Достаточно добавить, что даже сам оперный жанр — основной в творчестве Вагнера — был чужд Листу. Я. И. Мильштейн подчеркивает: «Лист, как мы знаем, неуклонно стремился к созданию инструментальной программной музыки (и это было его главной целью); даже оратории, которые Вагнер, исходя из эстетических принципов своей музыкальной драмы, как-то назвал „бесполыми оперными эмбрионами“, Лист рассматривал как произведения, прежде всего углубляющие и расширяющие симфоническую программность. Жанр оперы лежал в стороне от этой столбовой дороги, и Лист, занятый до предела, не мог уделять ему достаточно внимания и времени. К тому же он, по самому складу своего дарования, не был оперным композитором, каким, скажем, был его друг Вагнер. По мнению Листа, условности оперной сцены связывают фантазию композитора, лишают ее „волшебства перспективы“, „игры полутеней“, свободы психологических переживаний»[151].
И всё же вышеуказанные разногласия — лишь частности сугубо теоретического характера. В глобальном же масштабе творчество Листа и Вагнера является по настоящему родственным, как и сами они стали родственниками в прямом смысле слова.
Переписка Вагнера и Листа периода 1853–1856 годов отмечена одной важнейшей темой, проходящей почти в каждом письме: амнистией Вагнеру, который прекрасно понимал, что, только вернувшись в Германию, сможет по-настоящему осуществлять достойные постановки своих опер, а именно клич-ному руководству этими постановками он всегда стремился. Вот весьма показательный отрывок из письма Вагнера Листу от 13 апреля 1856 года (он очень важен и для понимания характера участия композитора в революционных событиях): «…согласен ли ты, опираясь на рекомендательное письмо великого герцога Веймарского, испросить для себя аудиенцию у короля Саксонского?
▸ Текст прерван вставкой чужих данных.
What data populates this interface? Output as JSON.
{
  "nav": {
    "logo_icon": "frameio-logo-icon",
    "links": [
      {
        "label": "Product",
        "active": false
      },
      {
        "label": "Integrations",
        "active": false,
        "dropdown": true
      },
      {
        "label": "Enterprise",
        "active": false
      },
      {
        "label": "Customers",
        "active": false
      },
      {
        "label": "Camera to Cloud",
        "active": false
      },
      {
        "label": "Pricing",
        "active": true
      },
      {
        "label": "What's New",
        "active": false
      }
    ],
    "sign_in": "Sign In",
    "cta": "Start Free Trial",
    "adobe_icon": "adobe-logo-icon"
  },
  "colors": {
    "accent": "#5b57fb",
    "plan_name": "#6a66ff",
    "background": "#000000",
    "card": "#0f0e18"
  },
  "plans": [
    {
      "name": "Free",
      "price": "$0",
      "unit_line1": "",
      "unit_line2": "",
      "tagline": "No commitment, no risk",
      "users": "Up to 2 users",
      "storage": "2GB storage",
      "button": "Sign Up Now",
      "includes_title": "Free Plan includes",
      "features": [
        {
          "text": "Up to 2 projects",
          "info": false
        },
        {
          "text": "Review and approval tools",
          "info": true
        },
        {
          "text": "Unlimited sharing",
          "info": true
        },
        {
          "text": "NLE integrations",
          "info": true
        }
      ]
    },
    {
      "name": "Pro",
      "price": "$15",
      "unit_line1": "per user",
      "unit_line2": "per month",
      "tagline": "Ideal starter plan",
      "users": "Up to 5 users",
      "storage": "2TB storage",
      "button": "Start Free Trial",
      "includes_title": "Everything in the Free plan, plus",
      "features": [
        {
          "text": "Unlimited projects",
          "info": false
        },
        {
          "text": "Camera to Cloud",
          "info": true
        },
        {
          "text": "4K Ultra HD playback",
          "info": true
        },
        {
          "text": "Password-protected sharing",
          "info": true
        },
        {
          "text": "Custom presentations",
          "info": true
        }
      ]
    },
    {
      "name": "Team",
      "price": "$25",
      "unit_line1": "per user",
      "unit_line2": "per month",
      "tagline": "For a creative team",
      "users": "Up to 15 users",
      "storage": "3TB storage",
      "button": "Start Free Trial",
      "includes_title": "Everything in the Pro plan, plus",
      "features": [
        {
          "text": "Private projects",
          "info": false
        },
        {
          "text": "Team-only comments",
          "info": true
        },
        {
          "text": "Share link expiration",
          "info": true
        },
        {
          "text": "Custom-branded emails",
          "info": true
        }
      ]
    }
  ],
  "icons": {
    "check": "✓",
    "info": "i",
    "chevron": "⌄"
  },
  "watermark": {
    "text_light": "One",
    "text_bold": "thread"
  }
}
Что именно тебе следует сказать королю на этой аудиенции, я объяснять не должен. Но, конечно, мы солидарны в том, что, передавая мою просьбу о помиловании, надо подчеркнуть исключительно мою художественно-артистическую деятельность, поскольку именно ею, индивидуальным характером моей личности объясняются и оправдываются мои чрезмерные политические увлечения (здесь и далее курсив наш. — М. З.). Весь вопрос об амнистии следует поставить на эту почву. Относительно моих прежних политических увлечений, а также и относительно тех ближайших последствий, которые они породили и которые должны тяготеть надо мной еще несколько лет, охотно готов признать, что мной владела тогда ошибка, что я был захвачен страстью, хотя не могу не сказать, что я не совершил ничего, никакого преступления, подсудного коронному суду, — обстоятельство, особенно усиливающее всю трудность моих признаний. Что же касается моего поведения в будущем, то я готов дать всякое от меня желаемое и меня связывающее объяснение, готов, потому что отныне я хотел бы проявить иное, внутреннее, просветленное и исправленное воззрение на жизнь. Теперь я вижу явления мира не в том освещении, в каком они рисовались мне раньше. Теперь я желал бы заниматься только искусством, совершенно не соприкасаясь с полем мышления чисто политического характера… Как художник я нахожусь теперь, к счастью, в той стадии развития, когда перед глазами моими может стоять только одно: самое дело моего искусства, удача в труде, а не успех в толпе»[152].
Лист, как мог, старался помочь другу.